O advogado Sacha Reck firmou acordo de colaboração com o Ministério Público em 2016, onde deu detalhes de como funcionava o esquema de fraudes a licitações de ônibus no Paraná. Estes crimes são apurados na Operação Riquixá, na qual o advogado é delator desde o fim de 2016. O acordo de colaboração foi homologado pelo Tribunal de Justiça daquele estado.

Segundo Sacha Reck, o processo para escolher as empresas de ônibus em Curitiba começou na gestão de Beto Richa (PSDB), quando foi elaborado o edital, e findou no mandato de Luciano Ducci (PSB), quando foi concluída a licitação.

O esquema de fraudes nas licitações envolveu várias cidades em estados como Paraná, Goiás, São Paulo (Jaú, Rio Preto e Marília) e Distrito Federal, com ramificações que foram detectadas até pela operação Lava Jato.

VEJA OUTRAS NOTÍCIAS PUBLICADAS ENVOLVENDO SACHA RECK E O ESQUEMA QUE FRAUDAVA LICITAÇÕES:

https://diariodotransporte.com.br/2016/08/15/delacao-de-sacha-advogado-de-constantino-e-gulin-pode-abalar-transportes-pt-e-alto-escalao-de-temer/

https://diariodotransporte.com.br/2016/06/29/sacha-reck-advogado-de-constantino-e-gulin-e-preso-em-operacao-do-ministerio-publico-do-parana/

https://diariodotransporte.com.br/2016/08/05/agora-e-cade-que-investiga-sacha-constantino-e-gluin/

https://diariodotransporte.com.br/2017/02/22/advogado-confirma-existencia-de-esquema-de-fraude-em-licitacoes-que-beneficiavam-familias-gulin-e-constantino-segundo-mp/

Alexandre Pelegi, jornalista especializado em transporte

Comentários

  1. Paulo Gil disse:

    Amigos, bom dia.

    Sejamos práticos:

    “O prazo de validade da anulação é de seis meses.”
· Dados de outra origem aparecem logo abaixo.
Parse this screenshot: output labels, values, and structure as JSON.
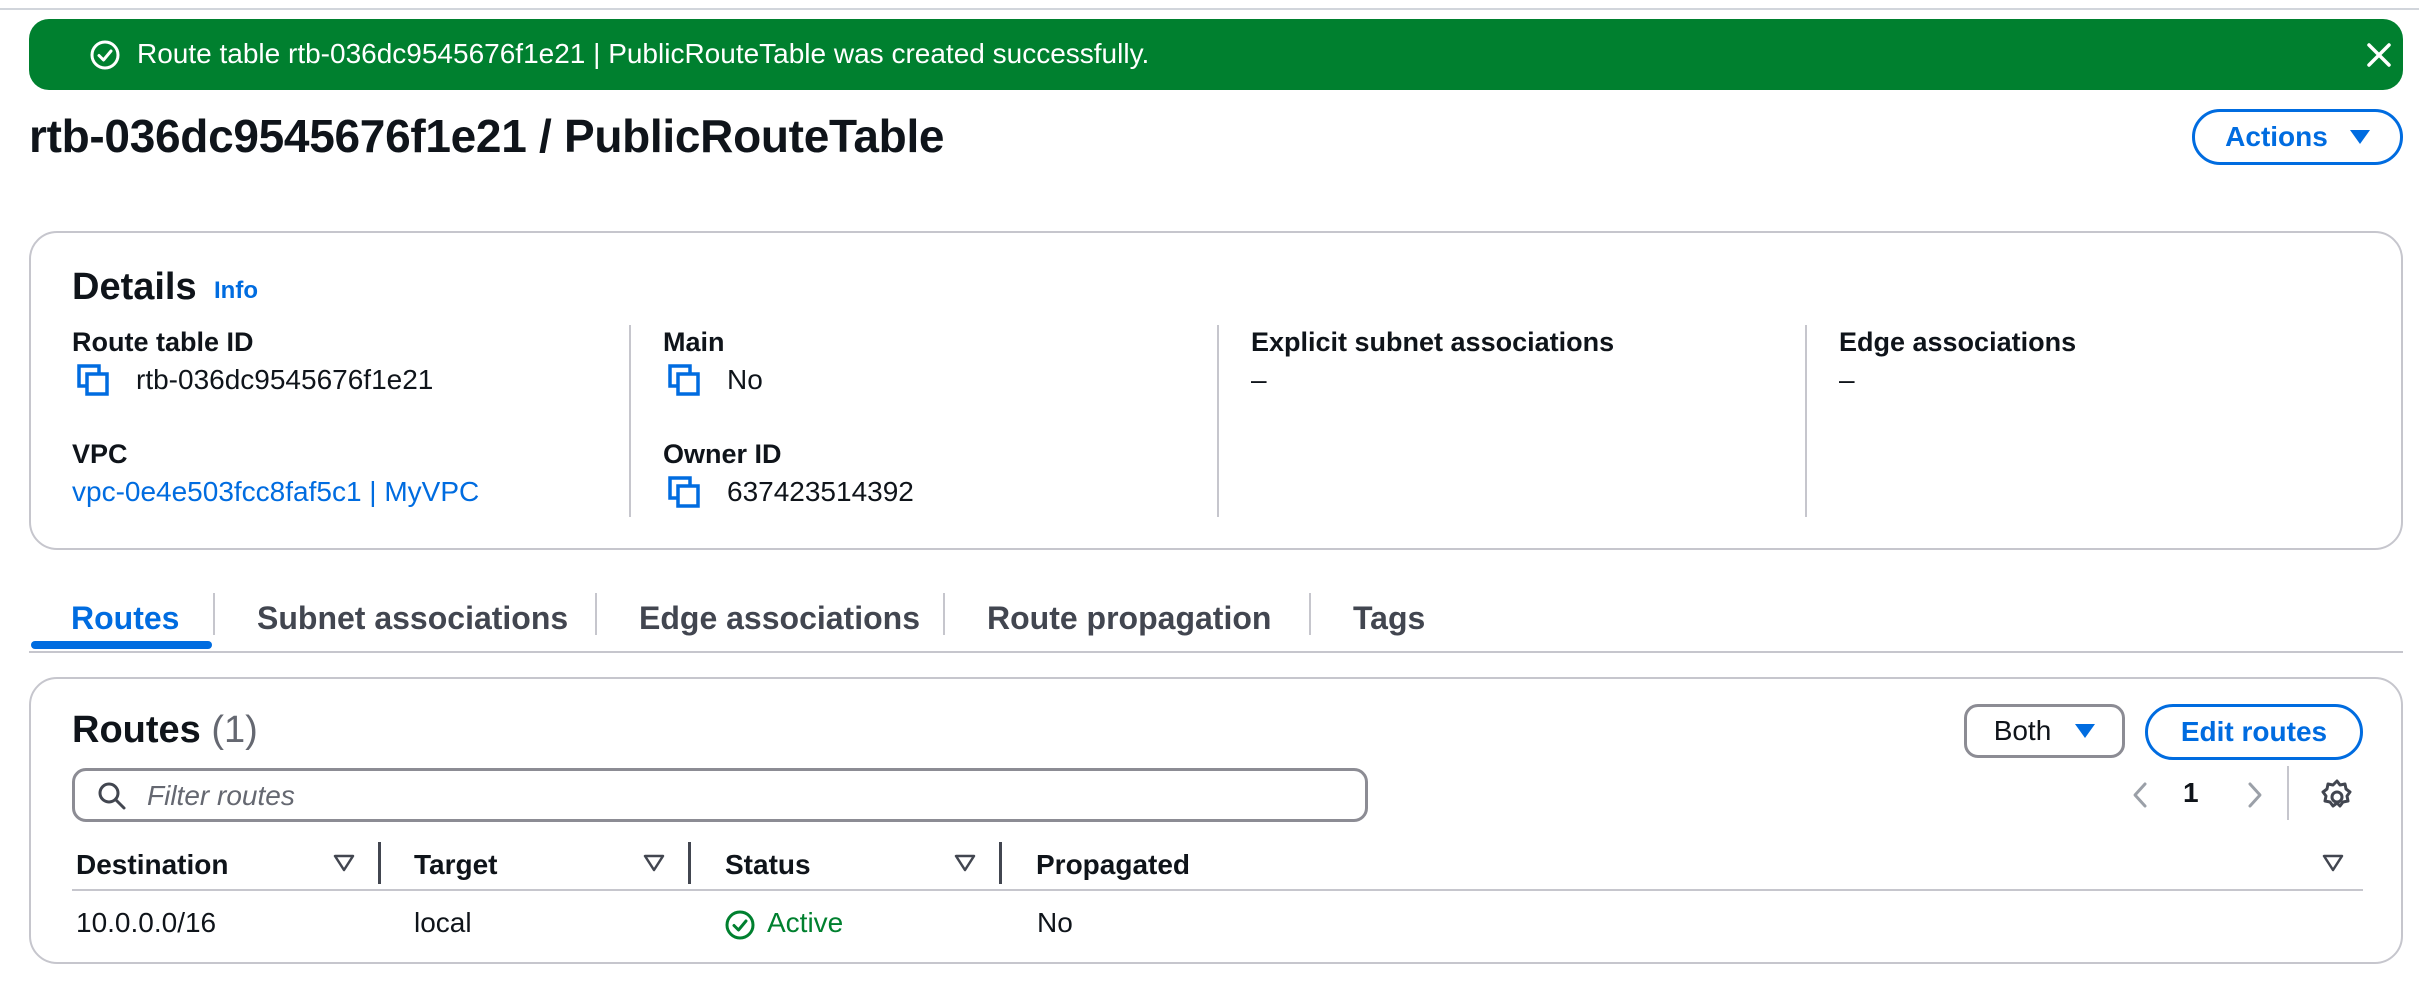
{
  "flash": {
    "message": "Route table rtb-036dc9545676f1e21 | PublicRouteTable was created successfully.",
    "color": "#00802f"
  },
  "header": {
    "title": "rtb-036dc9545676f1e21 / PublicRouteTable",
    "actions_label": "Actions"
  },
  "details": {
    "title": "Details",
    "info_label": "Info",
    "route_table_id": {
      "label": "Route table ID",
      "value": "rtb-036dc9545676f1e21"
    },
    "vpc": {
      "label": "VPC",
      "value": "vpc-0e4e503fcc8faf5c1 | MyVPC"
    },
    "main": {
      "label": "Main",
      "value": "No"
    },
    "owner_id": {
      "label": "Owner ID",
      "value": "637423514392"
    },
    "explicit_subnet": {
      "label": "Explicit subnet associations",
      "value": "–"
    },
    "edge": {
      "label": "Edge associations",
      "value": "–"
    }
  },
  "tabs": [
    {
      "label": "Routes"
    },
    {
      "label": "Subnet associations"
    },
    {
      "label": "Edge associations"
    },
    {
      "label": "Route propagation"
    },
    {
      "label": "Tags"
    }
  ],
  "routes": {
    "title": "Routes",
    "count": "(1)",
    "both_label": "Both",
    "edit_label": "Edit routes",
    "filter_placeholder": "Filter routes",
    "page": "1",
    "columns": [
      "Destination",
      "Target",
      "Status",
      "Propagated"
    ],
    "rows": [
      {
        "destination": "10.0.0.0/16",
        "target": "local",
        "status": "Active",
        "propagated": "No"
      }
    ]
  },
  "colors": {
    "accent": "#006ce0",
    "success": "#00802f",
    "border": "#c6c6cd"
  }
}
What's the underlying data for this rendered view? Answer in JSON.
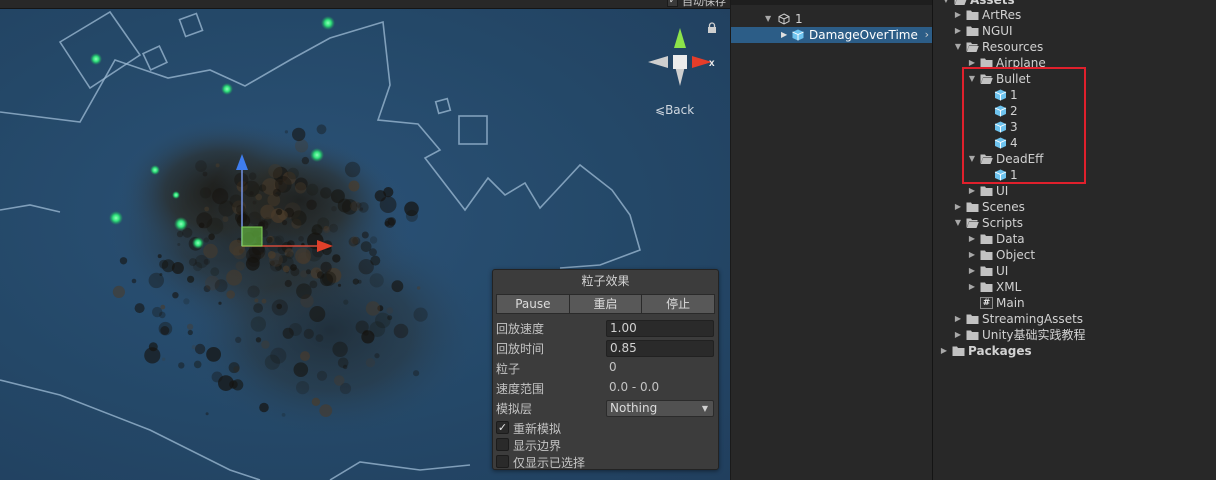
{
  "scene": {
    "autosave_label": "自动保存",
    "back_label": "Back",
    "gizmo_axis_x": "x"
  },
  "particle_panel": {
    "title": "粒子效果",
    "buttons": [
      "Pause",
      "重启",
      "停止"
    ],
    "playback_speed": {
      "label": "回放速度",
      "value": "1.00"
    },
    "playback_time": {
      "label": "回放时间",
      "value": "0.85"
    },
    "particles": {
      "label": "粒子",
      "value": "0"
    },
    "speed_range": {
      "label": "速度范围",
      "value": "0.0 - 0.0"
    },
    "simulation_layers": {
      "label": "模拟层",
      "value": "Nothing"
    },
    "checks": [
      {
        "label": "重新模拟",
        "checked": true
      },
      {
        "label": "显示边界",
        "checked": false
      },
      {
        "label": "仅显示已选择",
        "checked": false
      }
    ]
  },
  "hierarchy": {
    "items": [
      {
        "label": "1"
      },
      {
        "label": "DamageOverTime",
        "selected": true
      }
    ]
  },
  "project": {
    "root_label": "Assets",
    "items": [
      {
        "label": "ArtRes"
      },
      {
        "label": "NGUI"
      },
      {
        "label": "Resources"
      },
      {
        "label": "Airplane"
      },
      {
        "label": "Bullet"
      },
      {
        "label": "1"
      },
      {
        "label": "2"
      },
      {
        "label": "3"
      },
      {
        "label": "4"
      },
      {
        "label": "DeadEff"
      },
      {
        "label": "1"
      },
      {
        "label": "UI"
      },
      {
        "label": "Scenes"
      },
      {
        "label": "Scripts"
      },
      {
        "label": "Data"
      },
      {
        "label": "Object"
      },
      {
        "label": "UI"
      },
      {
        "label": "XML"
      },
      {
        "label": "Main"
      },
      {
        "label": "StreamingAssets"
      },
      {
        "label": "Unity基础实践教程"
      },
      {
        "label": "Packages"
      }
    ]
  },
  "colors": {
    "scene_bg": "#244868",
    "selection": "#2c5d87",
    "highlight_box": "#e0202c",
    "prefab_icon": "#6ec3ee"
  }
}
    “O prazo de seis meses começará a contar somente quando acabarem as chances de recurso, quando o Governo do DF terá então de realizar nova licitação.”

    Quem vencerá a “nova licitação” ??

    PREVISÍVELLLLLLLLLLLLLLLLLLLLLLLLLLLLLLLLLLLLLLLLLLLLLLLLLLLLLL

    É só uma questão de tempo e aguardar o resultado da “nova licitação”

    Podem até ter novas razões sociais, mas …

    PURA PERDA DE TEMPO.

    Casa separa; casa separa; casa separa e assim sucessivamente.

    ESTE É O EFEITO BARSIL.

    Está mais do que provado de que licitação, não serve pra quase nada; só serve para empacar o desenvolvimeneto do Barsil.

    MUDA BARSIL.

    Att,

    Paulo Gil

  2. Gabriel Oliveira disse:

    Existe algum indicativo do que vai acontecer com a continuidade dos serviços de ônibus prestados pelas empresas cujos contratos seriam anulados?